In today’s hybrid world, “work” is increasingly something people do, not a place they go. There’s no going back to 2019, so it’s time to rethink the role of the office — for both workers and businesses.

When asked what would motivate them to come into the office, employees had a resounding answer: social time with coworkers:

  • 85% of employees would be motivated to go into the office to rebuild team bonds.
  • 84% of employees would be motivated to go into the office if they could socialize with coworkers.
  • 74% of employees would go to the office more frequently if they knew their “work friends” were there.
  • 73% of employees would go to the office more frequently if they knew their direct team members would be there.”

One major business leader, however, doesn’t seem to care about these statistics or the feelings that may be driving them. Morgan Stanley CEO James Gorman put it bluntly recently during his trip to Davos: workers will go to the office because that is where the job is. 

Fortune reports, “Some companies have fully embraced remote work, going so far as to let go of their office spaces. But many others, including Disney, NewsCorp, and Starbucks have recently put their foot down and demanded that workers come back into the office. Now, the CEO of Morgan Stanley is sharing his own thoughts as well, making clear that working remotely is “not an employee choice.” 

“They don’t get to choose their compensation, they don’t get to choose their promotion, they don’t get to choose to stay home five days a week,” said James Gorman, CEO of Morgan Stanley, in an interview with Bloomberg Thursday in Davos. “I want them with other employees at least three or four days.”

The investment bank CEO has been vocal about wanting his employees back in the office since the summer of 2021, when he said at a conference that it was time that bank employees in New York made it back to the office. He also said he would be “very disappointed” if employees didn’t return in person by September of that year. 

Gorman has continued to push this year for employees to start returning back to the office.
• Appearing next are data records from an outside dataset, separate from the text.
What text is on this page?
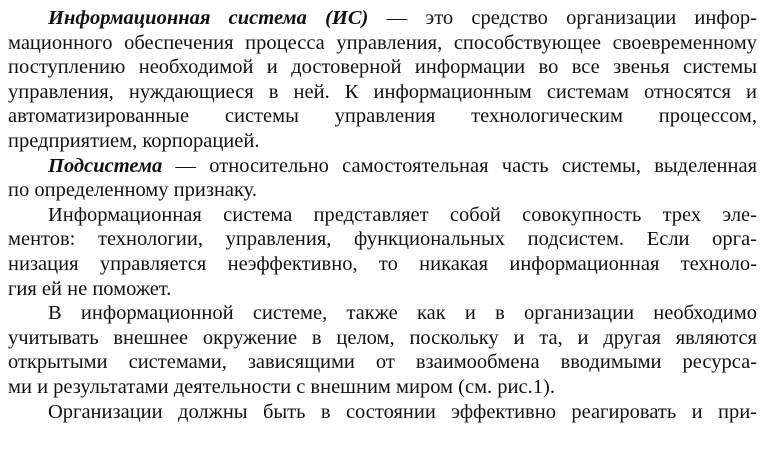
Информационная система (ИС) — это средство организации инфор-
мационного обеспечения процесса управления, способствующее своевременному
поступлению необходимой и достоверной информации во все звенья системы
управления, нуждающиеся в ней. К информационным системам относятся и
автоматизированные системы управления технологическим процессом,
предприятием, корпорацией.
Подсистема — относительно самостоятельная часть системы, выделенная
по определенному признаку.
Информационная система представляет собой совокупность трех эле-
ментов: технологии, управления, функциональных подсистем. Если орга-
низация управляется неэффективно, то никакая информационная техноло-
гия ей не поможет.
В информационной системе, также как и в организации необходимо
учитывать внешнее окружение в целом, поскольку и та, и другая являются
открытыми системами, зависящими от взаимообмена вводимыми ресурса-
ми и результатами деятельности с внешним миром (см. рис.1).
Организации должны быть в состоянии эффективно реагировать и при-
During an event in March 2022, he noted that many people had adopted a mindset of “Jobland” where employees just showed up to work to do the job, versus “Careerland,” in which employees learnt and developed skills from in-person interactions.”

Bankers aren’t the only ones who think office workers need to stop working remotely. Mayors of large cities have also pushed for a return to offices. “D.C. Mayor Muriel Bowser called on the White House to bring government workers back to the office, and if that didn’t work, convert office space into housing to save the city’s downtown. 

It was the first major demand that Bowser made in her Jan. 2 inaugural address, and her third time being sworn in as the mayor of Washington D.C.

‘We need decisive action by the White House to either get most federal workers back to the office most of the time or to realign their vast property holdings for use by the local government, by non-profits, by businesses and by any user willing to revitalize it,’ Bowser said. 

The mayor continued to make her case, arguing that the federal government owns a huge percentage of D.C. office space and has a special responsibility to save the city’s downtown,” according to Fox News. 

Gorman isn’t the only business leader to support a return to the office. CNBC noted, “With a new year and fresh recession concerns come more return-to-office orders. Returning Disney CEO Bob Iger, for example, caused a stir this month with the announcement that employees will be expected in the office four days a week by March.

More corporate bosses could follow Iger’s lead with fresh RTO mandates, says Caitlin Duffy, director of research at Gartner. But she doesn’t expect them to stick.

‘Onsite work requirements are being reintroduced, but employers are walking them back because employees are increasingly unwilling to comply with those requirements, and organizations are unsure or reluctant about how to enforce them, even though they’re technically in place,’ Duffy says.

Workplace experts say the state of remote, hybrid and in-person work is reaching an equilibrium point and that today’s level of RTO will probably stay put, even in the face of recession warnings.”